The Bishop (later Metropolitan) of Kissamos and Selinon Irineos (Galanakis) and his pupil, Alexandros K. Papaderos, worked tirelessly together during the early 60s to create the OAC as an idea and way of acting, and at the same time to procure the necessary resources.
To enable the building of the first facilities of the OAC, the historical Holy Monastery of Gonia placed at the OAC’s disposal some 60,000 m2 of land adjacent to its monastery, which has been characterised by decree as being of 'exceptional beauty'. Construction work began in 1965 with financial support from the Evangelische Zentralstelle für Entwicklungshilfe/Bonn. With this support, the Evangelical Church of Germany wanted to give the people of Crete a token of repentance and reconciliation in a place closely connected with the Battle of Crete (1941) and with the utmost sacrifice made in the name of freedom and human dignity.
The State acknowledged the OAC as a 'religious foundation in the public interest' with the status of a legal person under private law, in accordance with the act of incorporation of the above (Notary's Office of Kolympari, Chania, Act No. 12.419/19-1-1970) which was ratified by the State (Royal Decree No. 838/31-12-1970 (Government Gazette 295, Series A). By a subsequent decision of the State, the OAC was also recognized as a non-governmental organization (NGO).

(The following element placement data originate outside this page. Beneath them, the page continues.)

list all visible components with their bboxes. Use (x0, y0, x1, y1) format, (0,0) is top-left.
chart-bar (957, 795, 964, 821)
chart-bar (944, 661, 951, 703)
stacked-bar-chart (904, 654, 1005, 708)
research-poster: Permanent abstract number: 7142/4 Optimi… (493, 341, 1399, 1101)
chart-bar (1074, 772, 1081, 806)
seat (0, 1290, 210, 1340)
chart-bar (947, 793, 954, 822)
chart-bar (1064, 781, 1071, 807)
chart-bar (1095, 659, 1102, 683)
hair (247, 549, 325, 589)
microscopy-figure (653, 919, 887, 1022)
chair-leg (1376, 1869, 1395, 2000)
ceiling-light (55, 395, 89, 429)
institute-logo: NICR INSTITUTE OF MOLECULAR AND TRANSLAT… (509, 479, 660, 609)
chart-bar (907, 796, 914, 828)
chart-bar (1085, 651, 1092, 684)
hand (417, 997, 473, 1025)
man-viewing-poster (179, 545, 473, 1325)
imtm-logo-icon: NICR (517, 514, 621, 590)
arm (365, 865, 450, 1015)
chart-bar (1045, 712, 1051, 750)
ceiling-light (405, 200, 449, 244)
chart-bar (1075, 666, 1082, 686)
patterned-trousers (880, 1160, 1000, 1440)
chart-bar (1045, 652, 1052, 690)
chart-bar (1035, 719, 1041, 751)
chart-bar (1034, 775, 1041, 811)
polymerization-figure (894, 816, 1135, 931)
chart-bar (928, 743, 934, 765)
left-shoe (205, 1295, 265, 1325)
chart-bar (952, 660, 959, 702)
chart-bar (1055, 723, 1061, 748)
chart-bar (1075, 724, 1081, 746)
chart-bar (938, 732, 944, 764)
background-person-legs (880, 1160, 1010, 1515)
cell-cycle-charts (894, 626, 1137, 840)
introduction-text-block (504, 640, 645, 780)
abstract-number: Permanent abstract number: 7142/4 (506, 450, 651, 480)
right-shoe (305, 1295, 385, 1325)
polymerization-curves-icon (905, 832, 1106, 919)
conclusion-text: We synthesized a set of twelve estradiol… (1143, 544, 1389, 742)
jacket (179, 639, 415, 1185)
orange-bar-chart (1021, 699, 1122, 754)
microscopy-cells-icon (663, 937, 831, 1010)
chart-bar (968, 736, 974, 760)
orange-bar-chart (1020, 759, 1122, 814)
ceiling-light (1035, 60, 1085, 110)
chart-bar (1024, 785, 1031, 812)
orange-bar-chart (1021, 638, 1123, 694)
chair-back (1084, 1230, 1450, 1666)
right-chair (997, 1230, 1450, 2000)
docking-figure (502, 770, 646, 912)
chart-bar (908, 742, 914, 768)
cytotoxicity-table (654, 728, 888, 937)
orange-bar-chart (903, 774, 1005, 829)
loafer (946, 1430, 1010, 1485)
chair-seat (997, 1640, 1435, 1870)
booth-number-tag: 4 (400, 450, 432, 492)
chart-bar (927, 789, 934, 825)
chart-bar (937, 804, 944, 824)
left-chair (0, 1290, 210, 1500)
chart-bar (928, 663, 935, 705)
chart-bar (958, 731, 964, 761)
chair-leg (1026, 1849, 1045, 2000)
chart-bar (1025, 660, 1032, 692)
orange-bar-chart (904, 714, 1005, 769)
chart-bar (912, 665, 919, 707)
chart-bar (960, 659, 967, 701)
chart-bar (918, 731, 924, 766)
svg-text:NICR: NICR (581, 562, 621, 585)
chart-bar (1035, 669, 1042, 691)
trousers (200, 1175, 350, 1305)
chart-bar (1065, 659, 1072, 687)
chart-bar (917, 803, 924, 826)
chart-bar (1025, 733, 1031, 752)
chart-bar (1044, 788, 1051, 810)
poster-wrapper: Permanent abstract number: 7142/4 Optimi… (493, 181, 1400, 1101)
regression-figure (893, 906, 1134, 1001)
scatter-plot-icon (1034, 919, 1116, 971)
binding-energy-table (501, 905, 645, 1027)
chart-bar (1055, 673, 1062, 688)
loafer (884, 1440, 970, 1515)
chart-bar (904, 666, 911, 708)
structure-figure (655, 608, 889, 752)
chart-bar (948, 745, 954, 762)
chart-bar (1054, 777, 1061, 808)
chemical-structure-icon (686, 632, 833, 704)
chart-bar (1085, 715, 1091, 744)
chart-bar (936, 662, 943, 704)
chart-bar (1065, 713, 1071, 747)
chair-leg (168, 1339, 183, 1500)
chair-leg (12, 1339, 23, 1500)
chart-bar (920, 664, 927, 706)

The Institution operates within the framework of the Holy Metropolis of Kissamos and Selinon and the Church of Crete, which has a semi-autonomous status within the jurisdiction of the Ecumenical Patriarchate. The spiritual protector of the OAC is the Ecumenical Patriarch, whose name is mentioned in every ritual at the institution.
The inauguration of the OAC took place on 13 October 1968, in the presence of representatives of all Orthodox churches, other Christian traditions and organizations, the universities of the country and a large audience. Against the suppressive atmosphere of monologue prevalent at the time, it was through the Orthodox Academy that the church resisted with dialogue. The people have unanimously supported the OAC from its beginning to the present day.
On 12 November 1995, His All Holiness the Ecumenical Patriarch Bartholomaios inaugurated the second building of the OAC, with which the OAC became one of the most up-to-date conference institutions in Greece. This building was funded by the European Union and the Greek State.